ECLI:NL:RBDHA:2021:10307
Rechtbank Den Haag
- Eerste aanleg - meervoudig
- Rechtspraak.nl
Vrijspraak van ontucht met cliënt in zorginstelling, onvoldoende bewijs
Op 22 september 2021 heeft de Rechtbank Den Haag uitspraak gedaan in de strafzaak tegen een verdachte die beschuldigd werd van ontucht met een cliënt van de zorginstelling 's Heeren Loo. De zaak kwam ter terechtzitting op 8 september 2021, waar de officier van justitie, mr. S.F. Heslinga, een gevangenisstraf van twaalf maanden eiste, waarvan zes maanden voorwaardelijk, met bijkomende voorwaarden. De verdediging, vertegenwoordigd door mr. R.A.M. Kamphuis-Jansen van Rosendaal, pleitte voor vrijspraak.
De rechtbank oordeelde dat de verklaring van het slachtoffer onvoldoende steun vond in ander bewijsmateriaal. De verklaring was afkomstig van een informatief gesprek met zedenrechercheurs, maar het slachtoffer had geen aangifte gedaan en weigerde mee te werken aan een getuigenverhoor. De rechtbank benadrukte dat het bewijs niet uitsluitend op de verklaring van één getuige kan steunen, zoals vastgelegd in artikel 342 van het Wetboek van Strafvordering.

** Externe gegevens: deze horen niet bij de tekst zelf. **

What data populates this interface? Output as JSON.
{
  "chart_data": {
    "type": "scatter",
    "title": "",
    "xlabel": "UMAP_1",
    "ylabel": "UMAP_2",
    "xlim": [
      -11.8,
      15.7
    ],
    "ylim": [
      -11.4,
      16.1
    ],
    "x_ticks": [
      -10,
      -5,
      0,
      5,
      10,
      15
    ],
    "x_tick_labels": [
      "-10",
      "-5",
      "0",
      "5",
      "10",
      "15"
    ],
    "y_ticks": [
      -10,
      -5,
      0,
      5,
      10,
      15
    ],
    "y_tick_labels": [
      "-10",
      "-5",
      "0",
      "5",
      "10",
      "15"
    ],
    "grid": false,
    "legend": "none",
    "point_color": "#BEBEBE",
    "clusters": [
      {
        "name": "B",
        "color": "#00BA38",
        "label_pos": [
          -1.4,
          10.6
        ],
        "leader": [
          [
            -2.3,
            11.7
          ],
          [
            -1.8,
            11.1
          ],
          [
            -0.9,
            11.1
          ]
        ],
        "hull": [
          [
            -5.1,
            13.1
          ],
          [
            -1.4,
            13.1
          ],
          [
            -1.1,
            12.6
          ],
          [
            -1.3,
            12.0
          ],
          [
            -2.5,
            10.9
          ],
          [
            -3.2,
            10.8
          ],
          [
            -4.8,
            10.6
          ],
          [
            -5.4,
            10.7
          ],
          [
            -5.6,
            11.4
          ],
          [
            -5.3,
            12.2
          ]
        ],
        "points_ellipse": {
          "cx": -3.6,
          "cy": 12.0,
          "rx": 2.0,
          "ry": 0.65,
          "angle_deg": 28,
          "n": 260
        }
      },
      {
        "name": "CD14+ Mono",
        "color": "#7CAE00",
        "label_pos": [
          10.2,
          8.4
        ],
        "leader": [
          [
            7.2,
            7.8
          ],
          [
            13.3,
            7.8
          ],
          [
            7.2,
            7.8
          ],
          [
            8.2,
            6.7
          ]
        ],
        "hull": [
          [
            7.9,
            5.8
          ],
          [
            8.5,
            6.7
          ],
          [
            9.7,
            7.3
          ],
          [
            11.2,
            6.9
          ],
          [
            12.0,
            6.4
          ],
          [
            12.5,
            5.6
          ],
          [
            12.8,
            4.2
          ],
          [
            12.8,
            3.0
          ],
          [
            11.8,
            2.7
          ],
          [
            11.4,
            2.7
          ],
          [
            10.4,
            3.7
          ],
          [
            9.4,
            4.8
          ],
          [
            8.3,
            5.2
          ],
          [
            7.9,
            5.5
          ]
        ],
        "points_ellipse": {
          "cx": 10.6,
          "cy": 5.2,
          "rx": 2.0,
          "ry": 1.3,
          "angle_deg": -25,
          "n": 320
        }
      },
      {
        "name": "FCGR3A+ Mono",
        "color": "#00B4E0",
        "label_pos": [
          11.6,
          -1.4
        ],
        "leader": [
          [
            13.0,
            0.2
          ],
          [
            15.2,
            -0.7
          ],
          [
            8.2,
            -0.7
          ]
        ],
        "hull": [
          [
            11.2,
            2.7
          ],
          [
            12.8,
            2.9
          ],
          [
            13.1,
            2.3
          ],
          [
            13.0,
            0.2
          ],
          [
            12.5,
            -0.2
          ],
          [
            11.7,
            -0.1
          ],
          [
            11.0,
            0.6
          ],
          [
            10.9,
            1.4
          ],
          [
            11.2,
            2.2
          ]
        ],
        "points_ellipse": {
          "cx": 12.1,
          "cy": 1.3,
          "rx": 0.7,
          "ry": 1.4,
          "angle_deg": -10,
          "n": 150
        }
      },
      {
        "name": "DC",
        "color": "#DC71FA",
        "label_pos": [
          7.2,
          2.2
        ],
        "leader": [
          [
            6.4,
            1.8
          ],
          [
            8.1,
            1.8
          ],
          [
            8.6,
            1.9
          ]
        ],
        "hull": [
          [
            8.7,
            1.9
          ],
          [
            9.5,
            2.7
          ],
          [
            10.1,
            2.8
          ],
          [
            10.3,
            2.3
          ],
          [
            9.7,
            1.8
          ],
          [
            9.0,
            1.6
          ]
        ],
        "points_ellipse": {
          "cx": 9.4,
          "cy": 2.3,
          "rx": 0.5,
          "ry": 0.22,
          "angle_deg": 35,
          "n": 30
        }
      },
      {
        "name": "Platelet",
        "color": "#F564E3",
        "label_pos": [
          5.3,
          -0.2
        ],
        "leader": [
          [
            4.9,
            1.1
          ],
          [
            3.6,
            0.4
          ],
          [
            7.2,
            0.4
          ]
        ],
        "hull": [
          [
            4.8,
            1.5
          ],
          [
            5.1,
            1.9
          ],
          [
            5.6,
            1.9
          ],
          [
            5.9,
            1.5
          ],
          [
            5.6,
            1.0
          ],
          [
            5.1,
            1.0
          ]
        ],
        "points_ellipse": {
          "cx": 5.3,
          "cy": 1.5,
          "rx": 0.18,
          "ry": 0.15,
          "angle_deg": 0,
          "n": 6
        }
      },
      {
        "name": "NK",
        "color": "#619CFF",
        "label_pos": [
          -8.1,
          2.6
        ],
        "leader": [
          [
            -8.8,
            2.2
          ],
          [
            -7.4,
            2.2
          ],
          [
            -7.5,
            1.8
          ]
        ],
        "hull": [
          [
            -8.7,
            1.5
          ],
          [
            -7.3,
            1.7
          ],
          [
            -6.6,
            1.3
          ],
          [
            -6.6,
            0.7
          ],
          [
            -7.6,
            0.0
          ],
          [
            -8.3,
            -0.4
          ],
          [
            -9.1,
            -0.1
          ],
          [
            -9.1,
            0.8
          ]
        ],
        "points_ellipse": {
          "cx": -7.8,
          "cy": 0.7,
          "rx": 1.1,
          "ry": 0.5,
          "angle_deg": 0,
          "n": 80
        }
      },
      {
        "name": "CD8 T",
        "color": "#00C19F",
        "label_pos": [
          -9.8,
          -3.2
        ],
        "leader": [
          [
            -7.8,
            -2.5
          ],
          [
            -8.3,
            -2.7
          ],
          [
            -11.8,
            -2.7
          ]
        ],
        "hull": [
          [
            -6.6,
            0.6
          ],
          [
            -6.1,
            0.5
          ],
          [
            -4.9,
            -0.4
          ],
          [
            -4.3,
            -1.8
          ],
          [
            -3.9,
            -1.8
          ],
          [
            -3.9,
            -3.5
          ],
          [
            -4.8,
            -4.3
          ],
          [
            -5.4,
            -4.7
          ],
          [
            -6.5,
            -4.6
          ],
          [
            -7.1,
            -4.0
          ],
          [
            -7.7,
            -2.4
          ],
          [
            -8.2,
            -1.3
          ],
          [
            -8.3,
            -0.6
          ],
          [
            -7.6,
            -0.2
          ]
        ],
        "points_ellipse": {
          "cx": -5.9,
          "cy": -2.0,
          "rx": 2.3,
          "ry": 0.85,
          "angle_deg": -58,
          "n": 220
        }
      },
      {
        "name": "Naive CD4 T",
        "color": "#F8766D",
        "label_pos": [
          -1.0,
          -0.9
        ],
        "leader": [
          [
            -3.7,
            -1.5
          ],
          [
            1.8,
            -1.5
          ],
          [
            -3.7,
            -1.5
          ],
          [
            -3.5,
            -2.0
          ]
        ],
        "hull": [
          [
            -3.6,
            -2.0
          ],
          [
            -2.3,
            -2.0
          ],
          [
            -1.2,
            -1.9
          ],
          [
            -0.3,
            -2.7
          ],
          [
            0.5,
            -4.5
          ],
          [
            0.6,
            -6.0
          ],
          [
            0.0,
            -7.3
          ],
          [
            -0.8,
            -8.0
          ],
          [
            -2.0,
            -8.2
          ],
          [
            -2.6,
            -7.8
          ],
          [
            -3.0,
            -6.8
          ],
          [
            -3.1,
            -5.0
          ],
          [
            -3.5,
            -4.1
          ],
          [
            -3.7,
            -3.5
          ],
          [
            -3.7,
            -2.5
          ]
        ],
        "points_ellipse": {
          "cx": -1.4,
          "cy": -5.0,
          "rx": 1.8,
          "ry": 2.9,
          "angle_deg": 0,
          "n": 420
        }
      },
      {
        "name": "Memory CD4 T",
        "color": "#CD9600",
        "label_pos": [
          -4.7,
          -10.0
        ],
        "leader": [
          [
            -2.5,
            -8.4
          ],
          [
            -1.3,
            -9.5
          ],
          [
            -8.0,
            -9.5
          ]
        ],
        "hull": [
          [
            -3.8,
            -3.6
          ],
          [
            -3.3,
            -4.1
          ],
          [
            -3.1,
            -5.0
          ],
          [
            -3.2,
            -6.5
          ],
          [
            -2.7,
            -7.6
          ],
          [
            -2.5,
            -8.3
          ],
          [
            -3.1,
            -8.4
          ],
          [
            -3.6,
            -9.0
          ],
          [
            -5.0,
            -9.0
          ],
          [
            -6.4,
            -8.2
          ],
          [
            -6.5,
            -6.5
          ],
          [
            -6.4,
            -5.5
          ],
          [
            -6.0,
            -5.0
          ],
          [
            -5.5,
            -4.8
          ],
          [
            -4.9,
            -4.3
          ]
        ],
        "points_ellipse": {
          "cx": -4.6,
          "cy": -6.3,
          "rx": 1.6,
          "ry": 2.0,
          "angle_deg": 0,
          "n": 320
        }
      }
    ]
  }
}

Getuigenverklaringen die later zijn afgelegd, werden als onbetrouwbaar beschouwd vanwege het tijdsverloop en de mogelijkheid van beïnvloeding. De rechtbank concludeerde dat de verklaringen van het slachtoffer en de getuigen niet voldoende waren om wettig en overtuigend bewijs te leveren voor de beschuldigingen. Daarom werd de verdachte vrijgesproken van de ten laste gelegde feiten.